# Just another DIY flange



## KoleckeINC (Oct 22, 2011)

It's an aluminum dryer vent closet bend!!!!! 
I tested the dryer-it goes outside.


----------



## ShtRnsdownhill (Jan 13, 2016)

Lmfao!!!!!!!!!!!!!!


----------



## GREENPLUM (Jul 27, 2008)

That's normal around here! 

Sent from my SM-G930V using Tapatalk


----------



## Debo22 (Feb 15, 2015)

Nice find, at least they spent the extra $$ and went with the aluminum instead of plastic dryer vent.


----------



## rwh (Dec 17, 2014)

That's nice. Who needs an offset flange? We have flex flange!


----------



## moonapprentice (Aug 23, 2012)

How long did that last before they noticed problems?


----------



## gusty60 (Oct 21, 2008)

Just when you thought you saw it all...


----------



## Debo22 (Feb 15, 2015)

Not sure if that's code, we might need plumbdrum or Gan to weigh in on this.


----------



## KoleckeINC (Oct 22, 2011)

Homeowner pulled the toilet before I got there.
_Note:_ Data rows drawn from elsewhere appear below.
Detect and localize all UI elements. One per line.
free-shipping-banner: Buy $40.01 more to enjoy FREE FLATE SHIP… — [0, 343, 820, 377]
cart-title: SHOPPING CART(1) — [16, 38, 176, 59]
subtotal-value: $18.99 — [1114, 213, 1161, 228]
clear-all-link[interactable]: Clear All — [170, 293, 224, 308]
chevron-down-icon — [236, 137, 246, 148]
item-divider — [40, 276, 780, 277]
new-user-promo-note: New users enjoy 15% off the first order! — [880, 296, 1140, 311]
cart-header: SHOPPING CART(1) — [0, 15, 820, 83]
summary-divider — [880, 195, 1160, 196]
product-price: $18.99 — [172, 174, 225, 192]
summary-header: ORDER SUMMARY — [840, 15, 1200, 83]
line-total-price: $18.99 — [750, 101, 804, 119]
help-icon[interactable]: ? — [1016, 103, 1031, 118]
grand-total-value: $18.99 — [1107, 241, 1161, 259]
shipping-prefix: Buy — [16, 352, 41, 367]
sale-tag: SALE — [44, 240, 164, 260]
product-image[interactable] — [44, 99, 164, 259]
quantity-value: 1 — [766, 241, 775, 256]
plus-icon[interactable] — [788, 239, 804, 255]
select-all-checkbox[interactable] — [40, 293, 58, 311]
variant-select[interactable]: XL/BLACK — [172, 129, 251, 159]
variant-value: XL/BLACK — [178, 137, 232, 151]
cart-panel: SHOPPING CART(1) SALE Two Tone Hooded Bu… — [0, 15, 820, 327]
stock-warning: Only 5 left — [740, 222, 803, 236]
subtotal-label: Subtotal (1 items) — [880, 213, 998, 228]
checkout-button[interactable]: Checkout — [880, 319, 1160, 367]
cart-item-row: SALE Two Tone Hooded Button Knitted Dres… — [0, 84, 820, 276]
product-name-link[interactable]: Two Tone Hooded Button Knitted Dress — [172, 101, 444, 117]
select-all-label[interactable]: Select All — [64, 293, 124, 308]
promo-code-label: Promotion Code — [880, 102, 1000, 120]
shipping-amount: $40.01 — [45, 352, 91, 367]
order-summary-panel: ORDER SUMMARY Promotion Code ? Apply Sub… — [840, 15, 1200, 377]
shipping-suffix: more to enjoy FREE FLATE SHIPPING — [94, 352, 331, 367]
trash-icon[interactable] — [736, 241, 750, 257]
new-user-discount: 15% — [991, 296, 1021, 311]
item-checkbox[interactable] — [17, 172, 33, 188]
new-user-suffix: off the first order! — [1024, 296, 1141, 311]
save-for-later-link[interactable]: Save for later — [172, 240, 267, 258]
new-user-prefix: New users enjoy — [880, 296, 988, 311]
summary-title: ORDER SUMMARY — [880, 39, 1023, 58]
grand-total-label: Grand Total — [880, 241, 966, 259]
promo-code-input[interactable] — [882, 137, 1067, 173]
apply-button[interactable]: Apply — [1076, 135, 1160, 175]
That's where I told him I wanted to rod from. Main had issues and 3 plumbers BEFORE ME! My 1500 was down. Brought in some plywood and used the dreel from another spot. Yea it got stuck a few times but it's 100% clean now.


----------



## ShtRnsdownhill (Jan 13, 2016)

now that is a house to have a camera to see what other fuked up stuff has been done that you cant see....


----------



## plumbdrum (Nov 30, 2013)

debo22 said:


> not sure if that's code, we might need plumbdrum or gan to weigh in on this.


----------



## Nathan901 (Feb 11, 2012)

That's one of those diy pipe liners


----------



## GREENPLUM (Jul 27, 2008)

Nathan901 said:


> That's one of those diy pipe liners


Now that's funny 

Sent from my SM-G930V using Tapatalk


----------



## Tommy plumber (Feb 19, 2010)

How on earth does someone do that?! That is unbelievable.


----------



## Michaelcookplum (May 1, 2011)

KoleckeINC said:


> Homeowner pulled the toilet before I got there. That's where I told him I wanted to rod from. Main had issues and 3 plumbers BEFORE ME! My 1500 was down. Brought in some plywood and used the dreel from another spot. Yea it got stuck a few times but it's 100% clean now.




So you left the toilet line or you made a lot of money and fixed it? I'd love to see the other side of the connection where it goes back to ?pvc?


----------



## KoleckeINC (Oct 22, 2011)

It's tiled up and this guy says it's working why bother... We Rodded the main got paid and said see ya.


----------